Église de Maillezais (Vendée), modillon de la façade.

Ils ont la plupart du temps un visage concentré, paisible et ne semblent pas souffrir de la position impossible qu'ils adoptent ...

Église de Melle Saint-Hilaire (Deus-Sèvres), modillon de la nef sud.

Ils nous offre une leçon : l'importance de cette conversion tant souhaitée par l'Église. Une sorte de résumé de l'effort d'évangélisation. Au 9e siècle moins de 7% de la population était baptisée et s'affichait chrétienne en Saintonge. A la fin du 12e siècle 95% de la population est évangélisée. On est Chrétien ou on n'existe pas.

Église de Surgères (Charente-Maritime), modillon de la façade.

Toutes les représentations présentées ici montrent des conversions réussies. Les corps sont harmonieux, le corps souple ...

Église de Châteauneuf-sur-Charente (Charente), modillon de la façade. 

Celui de l'église de Chateauneuf-sur-Charente, cependant ne donne pas l'impression d'être totalement satisfait par le résultat. C'est le cas de beaucoup de représentations qui seront présentées dans un autre article.

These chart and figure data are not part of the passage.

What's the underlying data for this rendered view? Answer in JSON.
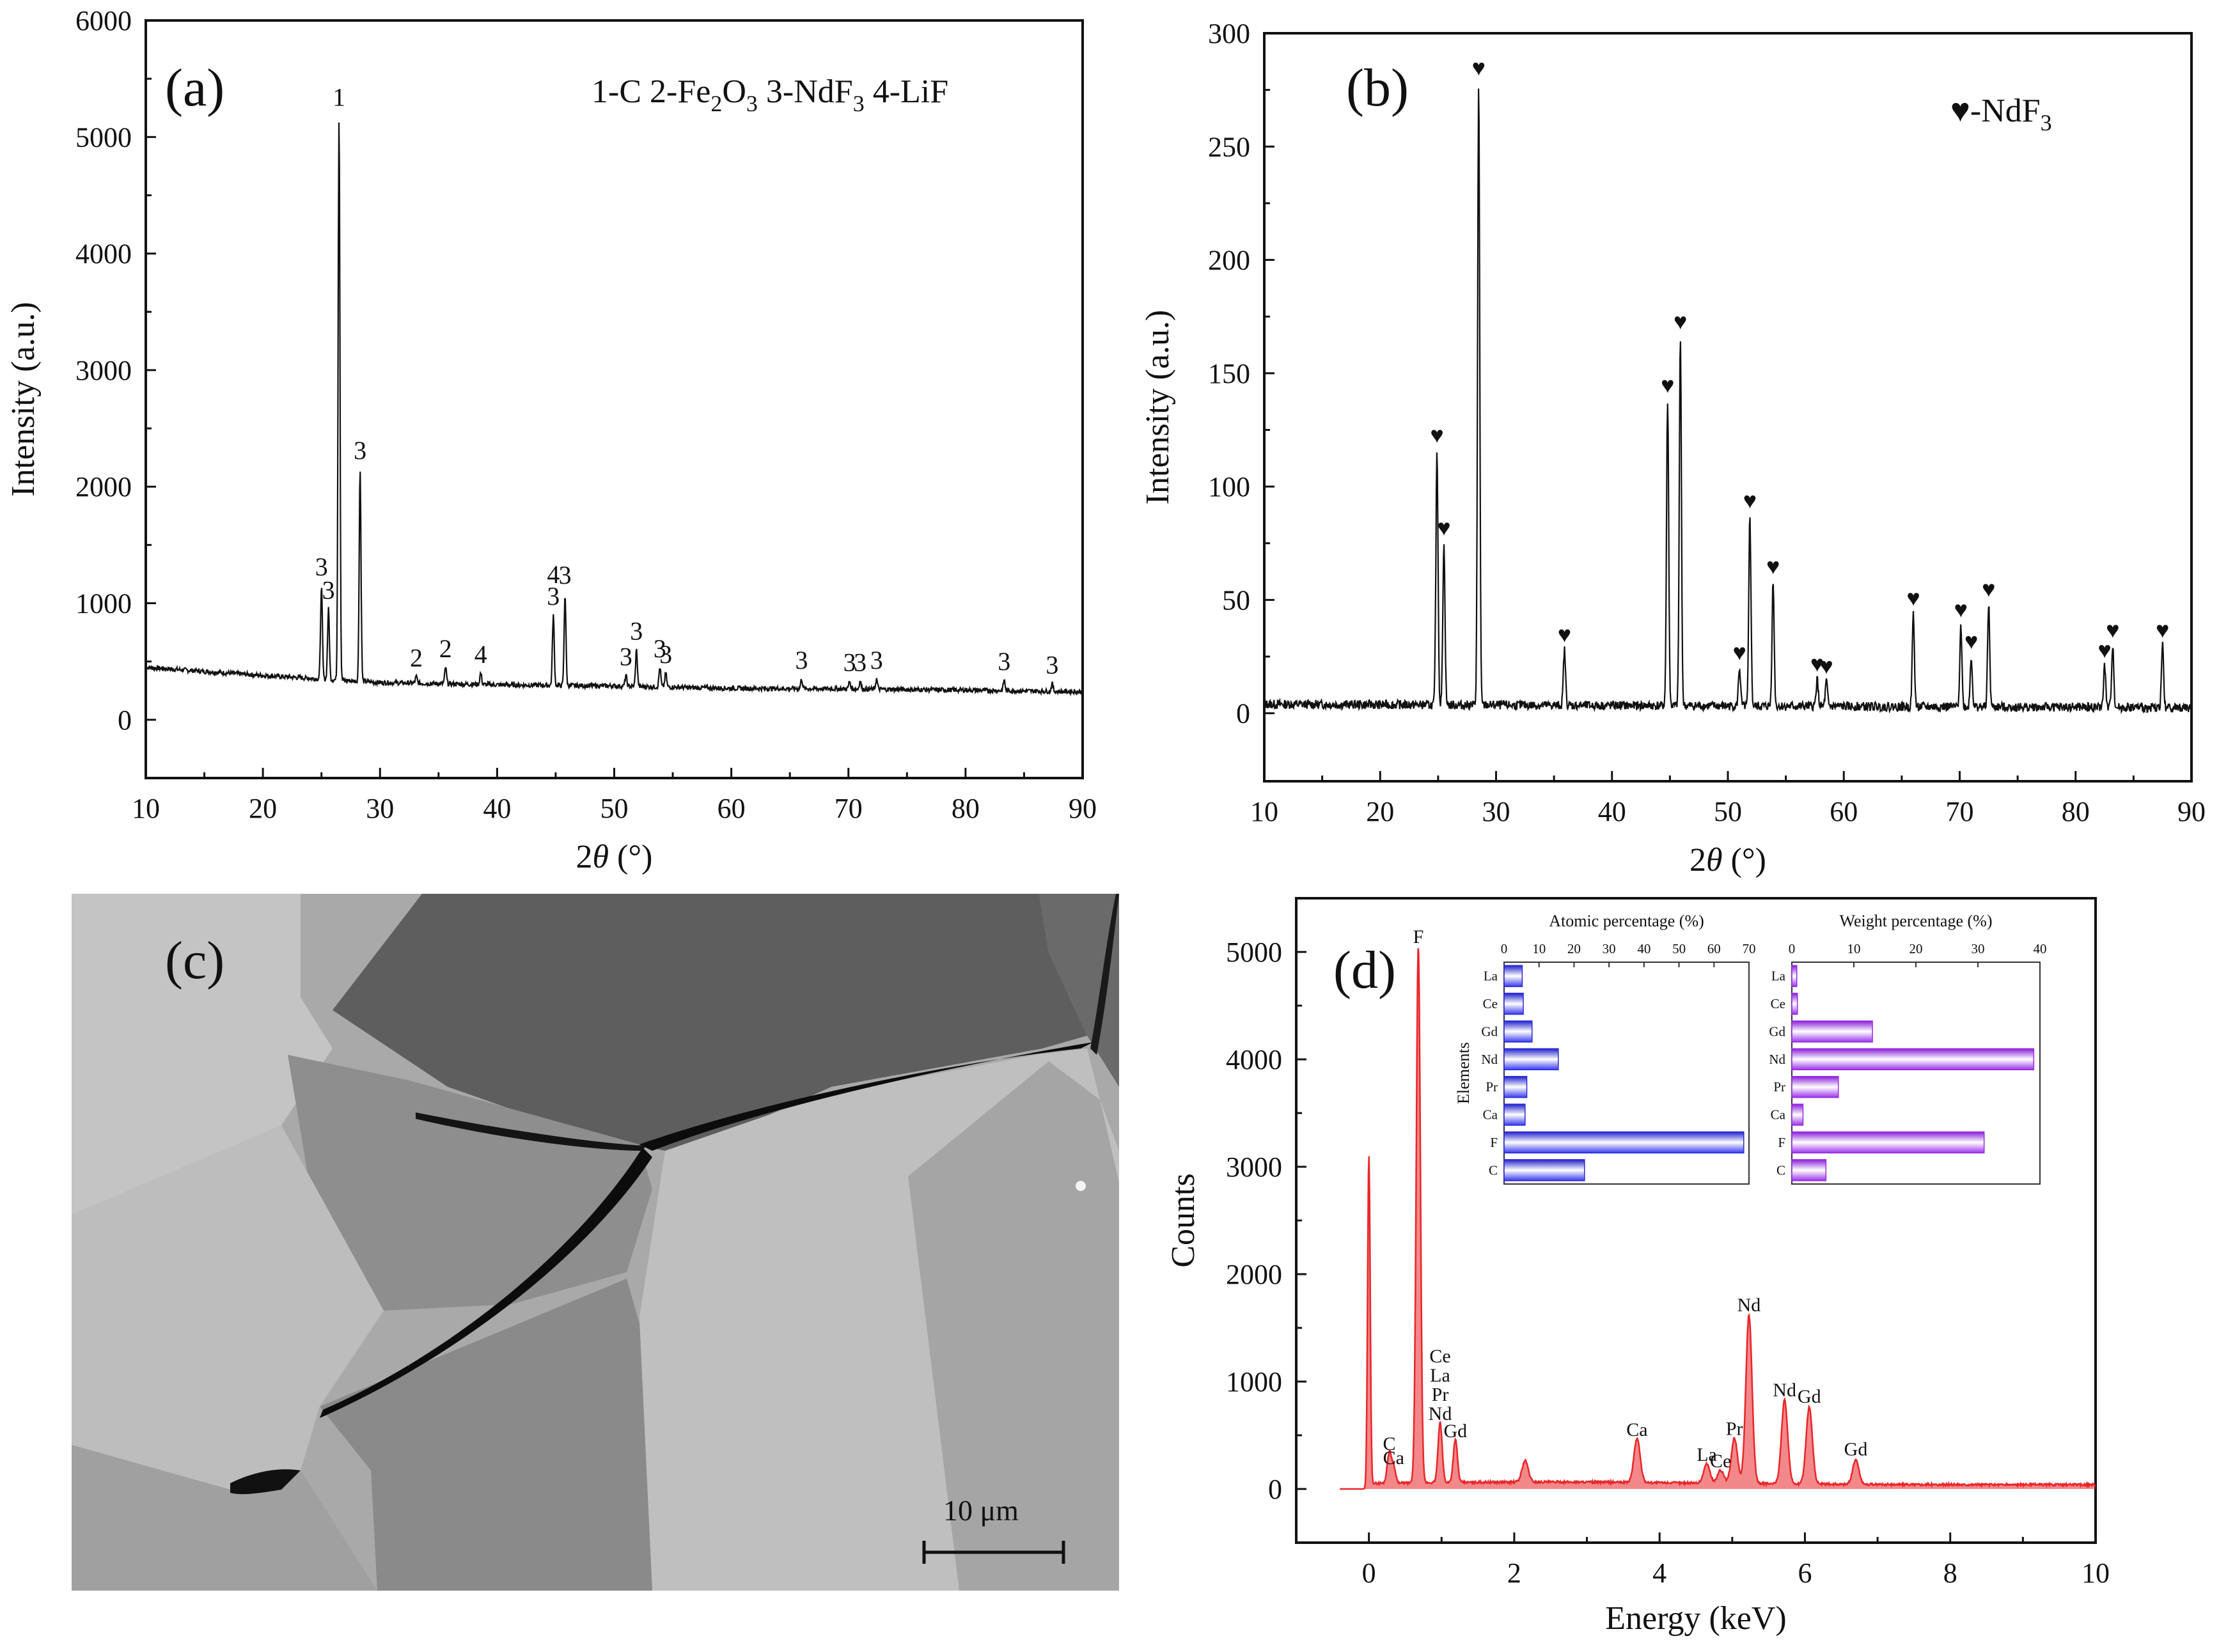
{
  "figure": {
    "title": ""
  },
  "chart_data": [
    {
      "panel": "(a)",
      "type": "line",
      "title": "",
      "legend_text": "1-C 2-Fe2O3 3-NdF3 4-LiF",
      "legend_parts": {
        "a": "1-C 2-Fe",
        "b": "2",
        "c": "O",
        "d": "3",
        "e": " 3-NdF",
        "f": "3",
        "g": " 4-LiF"
      },
      "xlabel": {
        "pre": "2",
        "theta": "θ",
        "post": " (°)"
      },
      "ylabel": "Intensity (a.u.)",
      "xlim": [
        10,
        90
      ],
      "ylim": [
        -500,
        6000
      ],
      "xticks": [
        10,
        20,
        30,
        40,
        50,
        60,
        70,
        80,
        90
      ],
      "yticks": [
        0,
        1000,
        2000,
        3000,
        4000,
        5000,
        6000
      ],
      "baseline": [
        [
          10,
          450
        ],
        [
          20,
          380
        ],
        [
          30,
          320
        ],
        [
          40,
          300
        ],
        [
          50,
          290
        ],
        [
          60,
          270
        ],
        [
          70,
          265
        ],
        [
          80,
          255
        ],
        [
          90,
          240
        ]
      ],
      "peaks": [
        {
          "x": 25.0,
          "y": 1150,
          "label": "3"
        },
        {
          "x": 25.6,
          "y": 950,
          "label": "3"
        },
        {
          "x": 26.5,
          "y": 5180,
          "label": "1"
        },
        {
          "x": 28.3,
          "y": 2150,
          "label": "3"
        },
        {
          "x": 33.1,
          "y": 370,
          "label": "2"
        },
        {
          "x": 35.6,
          "y": 450,
          "label": "2"
        },
        {
          "x": 38.6,
          "y": 400,
          "label": "4"
        },
        {
          "x": 44.8,
          "y": 900,
          "label": "4 3"
        },
        {
          "x": 45.8,
          "y": 1080,
          "label": "3"
        },
        {
          "x": 51.0,
          "y": 380,
          "label": "3"
        },
        {
          "x": 51.9,
          "y": 600,
          "label": "3"
        },
        {
          "x": 53.9,
          "y": 450,
          "label": "3"
        },
        {
          "x": 54.4,
          "y": 400,
          "label": "3"
        },
        {
          "x": 66.0,
          "y": 350,
          "label": "3"
        },
        {
          "x": 70.1,
          "y": 330,
          "label": "3"
        },
        {
          "x": 71.0,
          "y": 330,
          "label": "3"
        },
        {
          "x": 72.4,
          "y": 350,
          "label": "3"
        },
        {
          "x": 83.3,
          "y": 340,
          "label": "3"
        },
        {
          "x": 87.4,
          "y": 310,
          "label": "3"
        }
      ]
    },
    {
      "panel": "(b)",
      "type": "line",
      "title": "",
      "legend_text": "♥-NdF3",
      "legend_parts": {
        "sym": "♥",
        "main": "-NdF",
        "sub": "3"
      },
      "xlabel": {
        "pre": "2",
        "theta": "θ",
        "post": " (°)"
      },
      "ylabel": "Intensity (a.u.)",
      "xlim": [
        10,
        90
      ],
      "ylim": [
        -30,
        300
      ],
      "xticks": [
        10,
        20,
        30,
        40,
        50,
        60,
        70,
        80,
        90
      ],
      "yticks": [
        0,
        50,
        100,
        150,
        200,
        250,
        300
      ],
      "marker": "♥",
      "peaks": [
        {
          "x": 24.9,
          "y": 116
        },
        {
          "x": 25.5,
          "y": 75
        },
        {
          "x": 28.5,
          "y": 278
        },
        {
          "x": 35.9,
          "y": 28
        },
        {
          "x": 44.8,
          "y": 138
        },
        {
          "x": 45.9,
          "y": 166
        },
        {
          "x": 51.0,
          "y": 20
        },
        {
          "x": 51.9,
          "y": 87
        },
        {
          "x": 53.9,
          "y": 58
        },
        {
          "x": 57.7,
          "y": 15
        },
        {
          "x": 58.5,
          "y": 14
        },
        {
          "x": 66.0,
          "y": 44
        },
        {
          "x": 70.1,
          "y": 39
        },
        {
          "x": 71.0,
          "y": 25
        },
        {
          "x": 72.5,
          "y": 48
        },
        {
          "x": 82.5,
          "y": 21
        },
        {
          "x": 83.2,
          "y": 30
        },
        {
          "x": 87.5,
          "y": 30
        }
      ]
    },
    {
      "panel": "(d)",
      "type": "area",
      "title": "",
      "xlabel": "Energy (keV)",
      "ylabel": "Counts",
      "xlim": [
        -1,
        10
      ],
      "ylim": [
        -500,
        5500
      ],
      "xticks": [
        0,
        2,
        4,
        6,
        8,
        10
      ],
      "yticks": [
        0,
        1000,
        2000,
        3000,
        4000,
        5000
      ],
      "color": "#e8272a",
      "peaks": [
        {
          "x": 0.0,
          "y": 3050,
          "label": ""
        },
        {
          "x": 0.28,
          "y": 280,
          "label": "C"
        },
        {
          "x": 0.34,
          "y": 150,
          "label": "Ca"
        },
        {
          "x": 0.68,
          "y": 5000,
          "label": "F"
        },
        {
          "x": 0.98,
          "y": 560,
          "label": "Ce La Pr Nd"
        },
        {
          "x": 1.19,
          "y": 400,
          "label": "Gd"
        },
        {
          "x": 2.15,
          "y": 200,
          "label": ""
        },
        {
          "x": 3.69,
          "y": 410,
          "label": "Ca"
        },
        {
          "x": 4.65,
          "y": 180,
          "label": "La"
        },
        {
          "x": 4.84,
          "y": 120,
          "label": "Ce"
        },
        {
          "x": 5.03,
          "y": 420,
          "label": "Pr"
        },
        {
          "x": 5.23,
          "y": 1570,
          "label": "Nd"
        },
        {
          "x": 5.72,
          "y": 780,
          "label": "Nd"
        },
        {
          "x": 6.06,
          "y": 720,
          "label": "Gd"
        },
        {
          "x": 6.7,
          "y": 230,
          "label": "Gd"
        }
      ],
      "label_positions": {
        "Ce La Pr Nd": [
          "Ce",
          "La",
          "Pr",
          "Nd"
        ]
      },
      "insets": [
        {
          "title": "Atomic percentage (%)",
          "ylabel": "Elements",
          "xlim": [
            0,
            70
          ],
          "xticks": [
            0,
            10,
            20,
            30,
            40,
            50,
            60,
            70
          ],
          "categories": [
            "La",
            "Ce",
            "Gd",
            "Nd",
            "Pr",
            "Ca",
            "F",
            "C"
          ],
          "values": [
            5.2,
            5.5,
            8.0,
            15.5,
            6.5,
            6.0,
            68.5,
            23.0
          ],
          "color": "#2a2ad8"
        },
        {
          "title": "Weight percentage (%)",
          "ylabel": "",
          "xlim": [
            0,
            40
          ],
          "xticks": [
            0,
            10,
            20,
            30,
            40
          ],
          "categories": [
            "La",
            "Ce",
            "Gd",
            "Nd",
            "Pr",
            "Ca",
            "F",
            "C"
          ],
          "values": [
            0.8,
            0.9,
            13.0,
            39.0,
            7.5,
            1.8,
            31.0,
            5.5
          ],
          "color": "#9a2be0"
        }
      ]
    }
  ],
  "sem_image": {
    "panel": "(c)",
    "scale_bar": "10 μm"
  }
}
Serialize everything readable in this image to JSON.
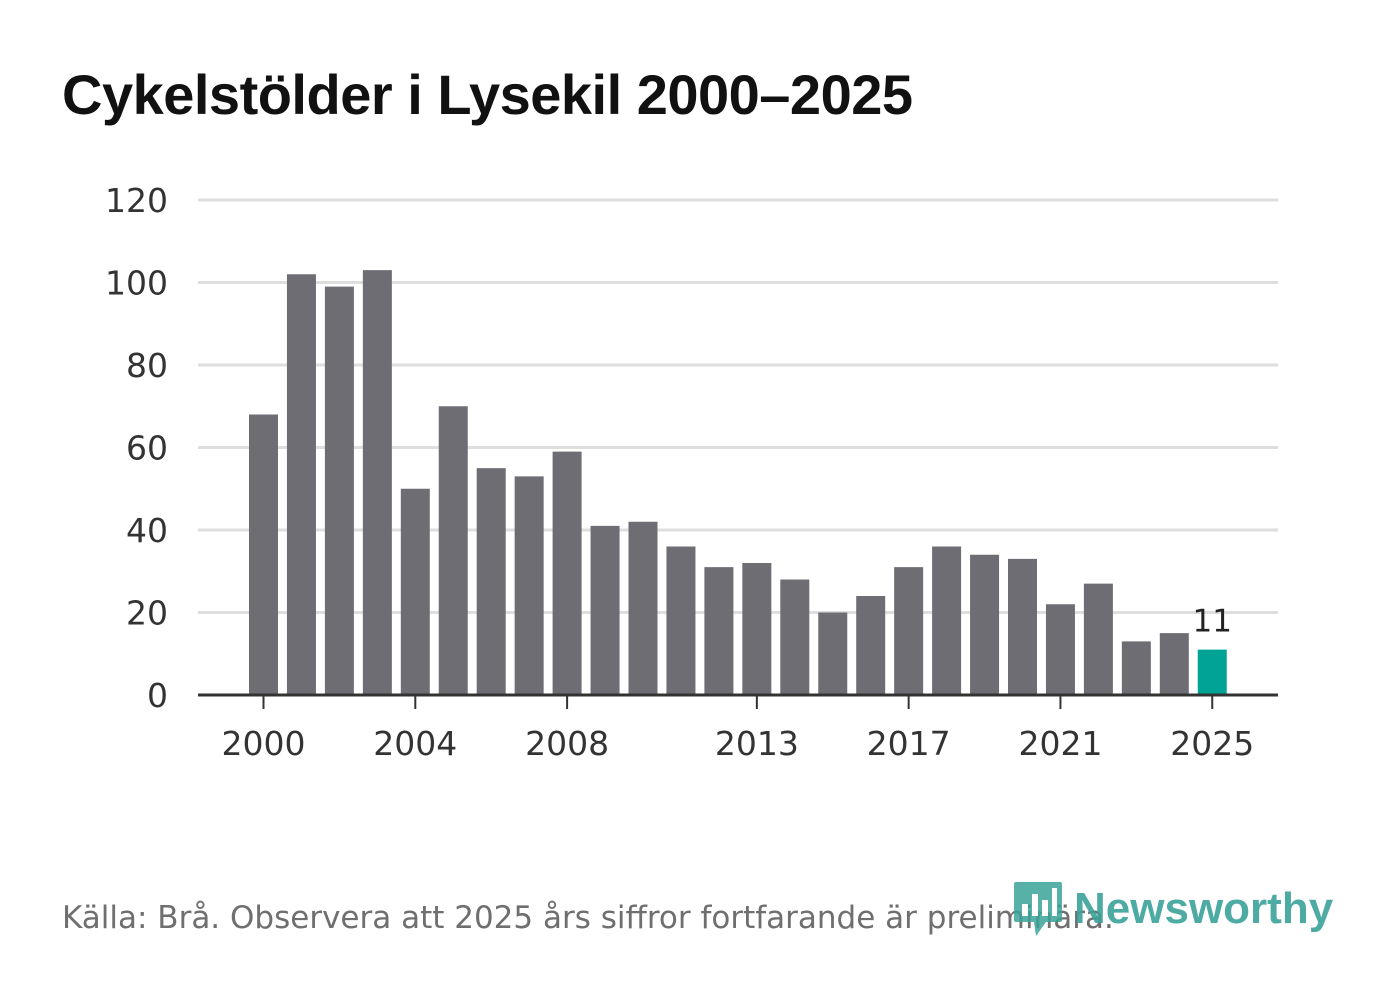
{
  "title": "Cykelstölder i Lysekil 2000–2025",
  "source": "Källa: Brå. Observera att 2025 års siffror fortfarande är preliminära.",
  "brand": {
    "name": "Newsworthy",
    "icon": "newsworthy-logo-icon"
  },
  "colors": {
    "bar": "#6e6d74",
    "highlight": "#00a396",
    "grid": "#dedede",
    "axis": "#333333"
  },
  "chart_data": {
    "type": "bar",
    "title": "Cykelstölder i Lysekil 2000–2025",
    "xlabel": "",
    "ylabel": "",
    "ylim": [
      0,
      120
    ],
    "yticks": [
      0,
      20,
      40,
      60,
      80,
      100,
      120
    ],
    "xtick_labels": [
      "2000",
      "2004",
      "2008",
      "2013",
      "2017",
      "2021",
      "2025"
    ],
    "categories": [
      "2000",
      "2001",
      "2002",
      "2003",
      "2004",
      "2005",
      "2006",
      "2007",
      "2008",
      "2009",
      "2010",
      "2011",
      "2012",
      "2013",
      "2014",
      "2015",
      "2016",
      "2017",
      "2018",
      "2019",
      "2020",
      "2021",
      "2022",
      "2023",
      "2024",
      "2025"
    ],
    "values": [
      68,
      102,
      99,
      103,
      50,
      70,
      55,
      53,
      59,
      41,
      42,
      36,
      31,
      32,
      28,
      20,
      24,
      31,
      36,
      34,
      33,
      22,
      27,
      13,
      15,
      11
    ],
    "highlight": {
      "category": "2025",
      "label": "11"
    },
    "grid": true
  }
}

Église de Champagne-Mouton (Charente), voussure du portail.

Il y a beaucoup d'élégance et de variété dans l'interprétation des entailleurs de l'époque romane qui se sont emparés de ce symbole pour illustrer un acte fédérateur : devenir Chrétien, le vouloir, choisir cette voie.

 Église de Bouhet (Charente-Maritime), modillon de la nef sud dans une encoignure.

Sur l'église de Bouhet, l'acrobate est auréolé de rayons de lumière qui symbolisent l'achèvement de sa conversion et sa joie d'y être parvenu.

Église de Loizé (Deux-Sèvres), chapiteau gauche du portail

Sur l'église de Loizé est une scène rare, le converti se fait aider. On comprend l'élève et le professeur communiant dans un même souhait : vivre et transmettre son expérience.

Église d'Aulnay-de-Saintonge (Charente-Maritime), modillon du chevet nord.

A Aulnay, l'acrobate le plus célèbre de l'art roman européen. Un personnage prenant la position du "poirier". Il est nu, ce qui ajoute à la symbolique du retournement. Cette nudité parle de l'importance d'être pur, de se débarrasser de ses anciennes croyances afin de réussir sa conversion.

On voit sur les églises de la Saintonge - mais c'est un symbole que l'on retrouve sur nombre d'édifices romans à travers l'Europe - de nombreux acrobates. Et si ceux présentés aujourd'hui sont en train de conclure favorablement leur effort, il en est beaucoup d'autres qui se sont mélangés les articulations et sont bons pour repasser leurs examens.

Église d'Annepont (Charente-Maritime), modillon du chevet.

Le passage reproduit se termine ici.